Le début de la prochaine décennie sera marqué par le démarrage des camions électriques à pile à combustible en Europe. Hyundai prévoit de commercialiser pas moins de 1 600 camions à hydrogène sur le continent européen d’ici à 2025. Son offensive va démarrer en Suisse, dès 2020, avec la mise sur le marché de 50 camions Hyundai H2 Xcient, en version porteur 4x2 de 18 t (34 t avec remorques), alimentés par un nouveau système de pile à combustible à hydrogène de 190 kW (avec deux piles de 95 kW connectées en parallèle). Ses sept réservoirs d’hydrogène offrent une capacité de stockage de 35 kg d’hydrogène, ce qui permet de disposer d’une autonomie d’environ 400 km. Le vecteur énergétique sera fourni par Hydrospider, une entreprise commune entre Alpiq (fournisseur d’énergie verte), H2 Energy (distributeur) et le spécialiste des gaz Linde. Un premier site de production de 2 MW sera mis en service fin 2019 à la centrale hydroélectrique de Gösgen (canton de Soleure), ce qui permettra de produire l’hydrogène de 50 camions (avec une extension à terme jusqu’à 20 MW). D’autres sites de production d’hydrogène sont en cours de planification dans le pays. Les camions rouleront pour le compte d’un consortium d’entreprises suisses regroupant de grands distributeurs et propriétaires de stations-service suisses tels que Migros, Coop, Fenaco ou Avia. Les camions devraient être proposés à la location avec un coût d’usage qui prendra en compte le kilométrage parcouru et la quantité d’hydrogène consommé. Pour assurer la mise sur le marché des véhicules, Hyundai s’est associé à H2 Energy au travers du joint-venture Hyundai Hydrogen Mobility (HHM). Cette dernière entend « prendre la tête de l’écosystème de la mobilité hydrogène en Europe », en visant non seulement le marché suisse, mais également les pays européens « où la mobilité verte et les réglementations strictes en matière d’émissions de carbone sont très bien acceptées ». HHM lorgne notamment la mise en place de réseaux de partenaires en Allemagne, aux Pays-Bas, en Autriche et en Norvège.

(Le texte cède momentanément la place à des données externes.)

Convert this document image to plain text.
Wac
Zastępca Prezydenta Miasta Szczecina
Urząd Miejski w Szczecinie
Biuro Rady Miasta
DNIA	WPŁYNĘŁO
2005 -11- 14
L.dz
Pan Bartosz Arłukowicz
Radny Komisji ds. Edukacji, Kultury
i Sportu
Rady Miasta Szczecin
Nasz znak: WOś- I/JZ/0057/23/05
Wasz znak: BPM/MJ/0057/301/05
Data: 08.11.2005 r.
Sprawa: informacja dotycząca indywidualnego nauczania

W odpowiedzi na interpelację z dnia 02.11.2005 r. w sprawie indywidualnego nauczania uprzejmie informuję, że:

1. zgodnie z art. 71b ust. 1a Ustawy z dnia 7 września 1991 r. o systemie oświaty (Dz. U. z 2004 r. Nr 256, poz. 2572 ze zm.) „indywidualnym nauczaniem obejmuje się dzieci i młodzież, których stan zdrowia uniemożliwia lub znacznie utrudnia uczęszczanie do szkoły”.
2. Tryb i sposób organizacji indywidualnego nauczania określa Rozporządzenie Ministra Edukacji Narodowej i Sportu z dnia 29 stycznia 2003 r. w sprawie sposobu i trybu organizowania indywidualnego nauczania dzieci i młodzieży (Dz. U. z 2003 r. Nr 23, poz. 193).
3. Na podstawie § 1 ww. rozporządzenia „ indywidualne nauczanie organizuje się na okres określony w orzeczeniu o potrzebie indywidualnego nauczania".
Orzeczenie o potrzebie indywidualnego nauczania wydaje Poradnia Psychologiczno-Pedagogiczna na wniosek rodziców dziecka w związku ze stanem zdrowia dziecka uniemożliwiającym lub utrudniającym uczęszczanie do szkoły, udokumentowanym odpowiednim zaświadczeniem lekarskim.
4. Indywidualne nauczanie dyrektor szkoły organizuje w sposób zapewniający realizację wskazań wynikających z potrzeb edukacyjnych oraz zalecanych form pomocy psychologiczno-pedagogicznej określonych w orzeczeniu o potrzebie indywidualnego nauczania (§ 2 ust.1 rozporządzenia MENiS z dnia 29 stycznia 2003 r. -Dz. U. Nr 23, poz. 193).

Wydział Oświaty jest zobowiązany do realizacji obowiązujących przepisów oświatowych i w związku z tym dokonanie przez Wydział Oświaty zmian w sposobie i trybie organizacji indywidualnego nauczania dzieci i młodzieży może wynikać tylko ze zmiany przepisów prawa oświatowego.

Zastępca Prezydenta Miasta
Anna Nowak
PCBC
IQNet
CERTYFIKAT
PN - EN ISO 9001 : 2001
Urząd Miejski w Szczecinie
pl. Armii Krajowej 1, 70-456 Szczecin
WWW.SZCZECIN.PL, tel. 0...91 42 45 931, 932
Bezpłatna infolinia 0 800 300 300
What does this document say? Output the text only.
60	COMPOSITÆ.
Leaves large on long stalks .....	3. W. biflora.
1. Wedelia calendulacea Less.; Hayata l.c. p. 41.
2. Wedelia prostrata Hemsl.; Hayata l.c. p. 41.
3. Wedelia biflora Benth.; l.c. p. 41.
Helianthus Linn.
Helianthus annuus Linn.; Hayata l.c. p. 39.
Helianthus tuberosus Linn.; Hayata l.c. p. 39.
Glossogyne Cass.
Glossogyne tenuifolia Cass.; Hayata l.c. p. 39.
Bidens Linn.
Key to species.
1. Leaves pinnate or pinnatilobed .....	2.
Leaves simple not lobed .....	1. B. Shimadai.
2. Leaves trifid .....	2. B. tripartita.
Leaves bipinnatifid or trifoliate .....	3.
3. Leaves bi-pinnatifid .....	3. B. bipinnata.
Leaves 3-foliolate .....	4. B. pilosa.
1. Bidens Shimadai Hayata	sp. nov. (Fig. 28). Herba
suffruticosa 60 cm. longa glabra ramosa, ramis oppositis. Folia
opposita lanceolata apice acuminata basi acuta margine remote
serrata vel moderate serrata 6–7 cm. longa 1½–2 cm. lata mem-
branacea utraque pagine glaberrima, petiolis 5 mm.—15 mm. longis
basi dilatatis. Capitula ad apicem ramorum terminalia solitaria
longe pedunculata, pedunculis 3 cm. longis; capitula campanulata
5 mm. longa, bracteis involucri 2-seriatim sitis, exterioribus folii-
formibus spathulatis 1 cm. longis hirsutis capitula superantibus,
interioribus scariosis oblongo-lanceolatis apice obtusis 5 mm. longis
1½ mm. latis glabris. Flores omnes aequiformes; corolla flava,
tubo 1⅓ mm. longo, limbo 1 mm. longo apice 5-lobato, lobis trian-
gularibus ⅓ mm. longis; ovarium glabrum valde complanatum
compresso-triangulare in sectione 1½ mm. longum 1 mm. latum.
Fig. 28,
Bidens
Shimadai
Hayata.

Fin 2022, les camions Hyundai H2 Xcient devront faire face à la concurrence des camions à hydrogène produits par le constructeur américain Nikola. Ce dernier a prévu d’investir le marché européen dans trois ans, en bénéficiant notamment du réseau d’Iveco : CNH Industrial, la maison mère d’Iveco, a en effet pris une participation de 250 millions de dollars dans Nikola en septembre 2019. Ce partenariat permettra en retour à Iveco de proposer la motorisation hydrogène à son propre catalogue. Côté constructeurs européens, les premiers camions à pile à combustible de série sont plutôt attendus à l’horizon 2025, comme pour l’Actros de Mercedes. Afin d’accélérer leur mise sur le marché, l’Europe a lancé le projet H2Haul le 1er octobre 2019. Un consortium d’entreprises et d’organismes de recherche verra les constructeurs européens VDL et, là encore, Iveco proposera à l’essai trois nouveaux types de poids lourds hydrogène, comprenant des porteurs et des semi-remorques jusqu’au 44-tonnes. Ces véhicules seront utilisés pour le compte d’industriels et d’acteurs de la grande distribution, avec l’idée de tester le développement d’infrastructures d’approvisionnement. Ce projet, cofinancé par une subvention de l’Union européenne de 12 millions d’euros, doit durer cinq ans.
Au total, 16 véhicules seront utilisés dans des conditions réelles sur des sites en France, en Belgique, en Allemagne et en Suisse. Plusieurs donneurs d’ordres et transporteurs sont impliqués, comme le groupe de distribution Carrefour – avec les transporteurs Chabas et Perrenot –, les distributeurs suisse et belge Coop et Colruyt, le groupe BMW et Air Liquide. « Notre objectif est d’acquérir des connaissances et de l’expérience afin de prouver que la technologie utilisant l’hydrogène peut être efficace dans la logistique lourde », signale ainsi le groupe Colruyt, dont la filiale Eoly, spécialisée dans la production de carburant d’origine renouvelable, est partie prenante.